Khelben had spent more than enough time among them to glimpse the monsters behind these masks.
Lasker Nesher was here, lord of an illicit logging empire. He was one of the most vocal contenders for the Open Lord's seat, stirring the rabble of Waterdeep with speeches that were half truth and all theater. Lasker had personally provided the bleached oak panels, rails, and bosses for the chapel "and other important palace rooms, out of love for the great Piergeiron." It was strange, indeed, that all the milled, polished wood came bearing inexpert spells of clairvoyance and clairaudience. Khelben hadn't removed the clumsy enchantments, but instead had overlaid them with spells that twisted all images and sounds into things menacing. Perhaps that's why the loving Lasker Nesher sat blinking between two new bodyguards, starched collar wilting against his clammy neck.
Then there were the Brothers Boarskyr. Loudly devastated by the disappearance of their kin Eidola of Neverwinter, the pair of oafs had used the misfortune as an excuse to move more or less permanently into the palace. While they awaited news of their cousin, they ravaged the palace stores of beef, sweetmeats, pork, and venison, and drank aisle after aisle of Piergeiron's private wine cellar. Both gained another pound each day they remained. The Lord Mage had grudgingly provided enchanted saddles so the Boarskyrs wouldn't break the backs of any more palace horses. Khelben wished he could send the two back to their rickety bridge and let it collapse beneath their combined enormity.
Plenty of other monsters sat in those pews, men and women as duplicitous and murderous as Eidola herself. Khelben was glad she hadn't returned and hoped she never would.

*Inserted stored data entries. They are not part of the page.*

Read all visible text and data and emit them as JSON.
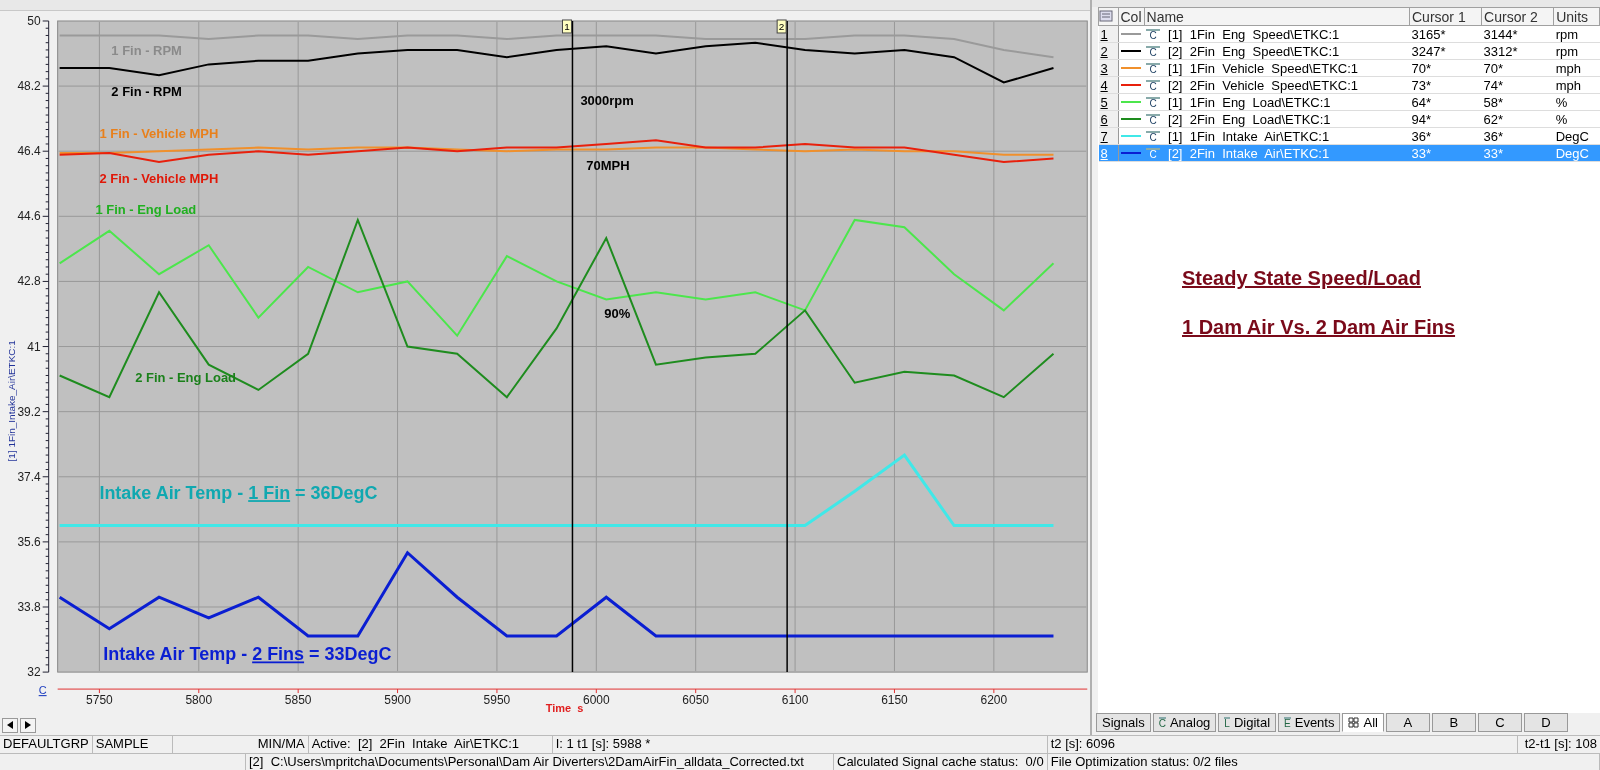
{
  "chart": {
    "chart_data": {
      "type": "line",
      "ylabel": "[1] 1Fin_Intake_Air\\ETKC:1",
      "xlabel": "Time  s",
      "grid": true,
      "x": [
        5730,
        5755,
        5780,
        5805,
        5830,
        5855,
        5880,
        5905,
        5930,
        5955,
        5980,
        6005,
        6030,
        6055,
        6080,
        6105,
        6130,
        6155,
        6180,
        6205,
        6230
      ],
      "series": [
        {
          "color": "#9a9a9a",
          "values": [
            49.6,
            49.6,
            49.6,
            49.5,
            49.6,
            49.6,
            49.5,
            49.6,
            49.6,
            49.5,
            49.6,
            49.6,
            49.6,
            49.5,
            49.5,
            49.5,
            49.6,
            49.6,
            49.5,
            49.2,
            49.0
          ]
        },
        {
          "color": "#000000",
          "values": [
            48.7,
            48.7,
            48.5,
            48.8,
            48.9,
            48.9,
            49.1,
            49.2,
            49.2,
            49.0,
            49.2,
            49.3,
            49.1,
            49.3,
            49.4,
            49.2,
            49.1,
            49.2,
            49.0,
            48.3,
            48.7
          ]
        },
        {
          "color": "#f0902c",
          "values": [
            46.35,
            46.35,
            46.4,
            46.45,
            46.5,
            46.45,
            46.5,
            46.5,
            46.45,
            46.4,
            46.45,
            46.45,
            46.5,
            46.5,
            46.45,
            46.4,
            46.45,
            46.4,
            46.4,
            46.3,
            46.3
          ]
        },
        {
          "color": "#e8200c",
          "values": [
            46.3,
            46.35,
            46.1,
            46.3,
            46.4,
            46.3,
            46.4,
            46.5,
            46.4,
            46.5,
            46.5,
            46.6,
            46.7,
            46.5,
            46.5,
            46.6,
            46.5,
            46.5,
            46.3,
            46.1,
            46.2
          ]
        },
        {
          "color": "#4ce64c",
          "values": [
            43.3,
            44.2,
            43.0,
            43.8,
            41.8,
            43.2,
            42.5,
            42.8,
            41.3,
            43.5,
            42.8,
            42.3,
            42.5,
            42.3,
            42.5,
            42.0,
            44.5,
            44.3,
            43.0,
            42.0,
            43.3
          ]
        },
        {
          "color": "#1e8c1e",
          "values": [
            40.2,
            39.6,
            42.5,
            40.5,
            39.8,
            40.8,
            44.5,
            41.0,
            40.8,
            39.6,
            41.5,
            44.0,
            40.5,
            40.7,
            40.8,
            42.0,
            40.0,
            40.3,
            40.2,
            39.6,
            40.8
          ]
        },
        {
          "color": "#40e8e8",
          "values": [
            36.05,
            36.05,
            36.05,
            36.05,
            36.05,
            36.05,
            36.05,
            36.05,
            36.05,
            36.05,
            36.05,
            36.05,
            36.05,
            36.05,
            36.05,
            36.05,
            37.0,
            38.0,
            36.05,
            36.05,
            36.05
          ]
        },
        {
          "color": "#0a1ed2",
          "values": [
            34.07,
            33.2,
            34.07,
            33.5,
            34.07,
            33.0,
            33.0,
            35.3,
            34.07,
            33.0,
            33.0,
            34.07,
            33.0,
            33.0,
            33.0,
            33.0,
            33.0,
            33.0,
            33.0,
            33.0,
            33.0
          ]
        }
      ],
      "xlim": [
        5729,
        6247
      ],
      "ylim": [
        32,
        50
      ],
      "xticks": [
        5750,
        5800,
        5850,
        5900,
        5950,
        6000,
        6050,
        6100,
        6150,
        6200
      ],
      "yticks": [
        32,
        33.8,
        35.6,
        37.4,
        39.2,
        41,
        42.8,
        44.6,
        46.4,
        48.2,
        50
      ],
      "ref_lines": [
        {
          "axis": "x",
          "value": 5988
        },
        {
          "axis": "x",
          "value": 6096
        }
      ]
    },
    "cursor_markers": [
      "1",
      "2"
    ],
    "trace_labels": [
      {
        "kind": "small",
        "color": "#8a8a8a",
        "parts": [
          {
            "text": "1 Fin - RPM",
            "underline": false
          }
        ]
      },
      {
        "kind": "small",
        "color": "#000000",
        "parts": [
          {
            "text": "2 Fin - RPM",
            "underline": false
          }
        ]
      },
      {
        "kind": "small",
        "color": "#e8801c",
        "parts": [
          {
            "text": "1 Fin - Vehicle MPH",
            "underline": false
          }
        ]
      },
      {
        "kind": "small",
        "color": "#e01808",
        "parts": [
          {
            "text": "2 Fin - Vehicle MPH",
            "underline": false
          }
        ]
      },
      {
        "kind": "small",
        "color": "#20b020",
        "parts": [
          {
            "text": "1 Fin - Eng Load",
            "underline": false
          }
        ]
      },
      {
        "kind": "small",
        "color": "#1a801a",
        "parts": [
          {
            "text": "2 Fin - Eng Load",
            "underline": false
          }
        ]
      },
      {
        "kind": "small",
        "color": "#000000",
        "parts": [
          {
            "text": "3000rpm",
            "underline": false
          }
        ]
      },
      {
        "kind": "small",
        "color": "#000000",
        "parts": [
          {
            "text": "70MPH",
            "underline": false
          }
        ]
      },
      {
        "kind": "small",
        "color": "#000000",
        "parts": [
          {
            "text": "90%",
            "underline": false
          }
        ]
      },
      {
        "kind": "large",
        "color": "#10a8b0",
        "parts": [
          {
            "text": "Intake Air Temp - ",
            "underline": false
          },
          {
            "text": "1 Fin",
            "underline": true
          },
          {
            "text": " = 36DegC",
            "underline": false
          }
        ]
      },
      {
        "kind": "large",
        "color": "#0a1ed2",
        "parts": [
          {
            "text": "Intake Air Temp - ",
            "underline": false
          },
          {
            "text": "2 Fins",
            "underline": true
          },
          {
            "text": " = 33DegC",
            "underline": false
          }
        ]
      }
    ],
    "corner_link": "C"
  },
  "signal_table": {
    "columns": [
      "Col",
      "Name",
      "Cursor 1",
      "Cursor 2",
      "Units"
    ],
    "rows": [
      {
        "index": "1",
        "color": "#9a9a9a",
        "glyph": "C",
        "name": "[1]  1Fin  Eng  Speed\\ETKC:1",
        "cursor_1": "3165*",
        "cursor_2": "3144*",
        "units": "rpm",
        "selected": false
      },
      {
        "index": "2",
        "color": "#000000",
        "glyph": "C",
        "name": "[2]  2Fin  Eng  Speed\\ETKC:1",
        "cursor_1": "3247*",
        "cursor_2": "3312*",
        "units": "rpm",
        "selected": false
      },
      {
        "index": "3",
        "color": "#f0902c",
        "glyph": "C",
        "name": "[1]  1Fin  Vehicle  Speed\\ETKC:1",
        "cursor_1": "70*",
        "cursor_2": "70*",
        "units": "mph",
        "selected": false
      },
      {
        "index": "4",
        "color": "#e8200c",
        "glyph": "C",
        "name": "[2]  2Fin  Vehicle  Speed\\ETKC:1",
        "cursor_1": "73*",
        "cursor_2": "74*",
        "units": "mph",
        "selected": false
      },
      {
        "index": "5",
        "color": "#4ce64c",
        "glyph": "C",
        "name": "[1]  1Fin  Eng  Load\\ETKC:1",
        "cursor_1": "64*",
        "cursor_2": "58*",
        "units": "%",
        "selected": false
      },
      {
        "index": "6",
        "color": "#1e8c1e",
        "glyph": "C",
        "name": "[2]  2Fin  Eng  Load\\ETKC:1",
        "cursor_1": "94*",
        "cursor_2": "62*",
        "units": "%",
        "selected": false
      },
      {
        "index": "7",
        "color": "#40e8e8",
        "glyph": "C",
        "name": "[1]  1Fin  Intake  Air\\ETKC:1",
        "cursor_1": "36*",
        "cursor_2": "36*",
        "units": "DegC",
        "selected": false
      },
      {
        "index": "8",
        "color": "#0a1ed2",
        "glyph": "C",
        "name": "[2]  2Fin  Intake  Air\\ETKC:1",
        "cursor_1": "33*",
        "cursor_2": "33*",
        "units": "DegC",
        "selected": true
      }
    ]
  },
  "notes": [
    "Steady State Speed/Load",
    "1 Dam Air Vs. 2 Dam Air Fins"
  ],
  "tabs": [
    {
      "label": "Signals",
      "kind": "text",
      "selected": false
    },
    {
      "label": "Analog",
      "kind": "glyph",
      "glyph": "C",
      "selected": false
    },
    {
      "label": "Digital",
      "kind": "glyph",
      "glyph": "L",
      "selected": false
    },
    {
      "label": "Events",
      "kind": "glyph",
      "glyph": "E",
      "selected": false
    },
    {
      "label": "All",
      "kind": "grid",
      "selected": true
    },
    {
      "label": "A",
      "kind": "text",
      "selected": false
    },
    {
      "label": "B",
      "kind": "text",
      "selected": false
    },
    {
      "label": "C",
      "kind": "text",
      "selected": false
    },
    {
      "label": "D",
      "kind": "text",
      "selected": false
    }
  ],
  "status_bar": {
    "row_1": [
      "DEFAULTGRP",
      "SAMPLE",
      "MIN/MA",
      "Active:  [2]  2Fin  Intake  Air\\ETKC:1",
      "I: 1 t1 [s]: 5988 *",
      "t2 [s]: 6096",
      "t2-t1 [s]: 108"
    ],
    "row_2": [
      "[2]  C:\\Users\\mpritcha\\Documents\\Personal\\Dam Air Diverters\\2DamAirFin_alldata_Corrected.txt",
      "Calculated Signal cache status:  0/0",
      "File Optimization status: 0/2 files"
    ]
  }
}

Not all the mourners here were monsters, the Lord Mage reminded himself. He watched a young boy light a candle flanking the raised dais where the caskets stood. Beside the boy hulked the man-giant Madieron Sunderstone, hair drooping in sorrow around his lowered face. Madieron had taken his master's death worse than most. As cheerful, powerful, and loyal as a sheepdog, Madieron had guarded Piergeiron from swords and shafts aplenty. But this last attack had been nothing he could fight, or, it seemed, even understand. The man had sat beside the gold and glass casket from the moment the Open Lord was interred there. Khelben wondered if, like a faithful guard dog, Sunderstone would sit beside it until he died of a broken heart. If there was such a thing as a true heart, Madieron had one.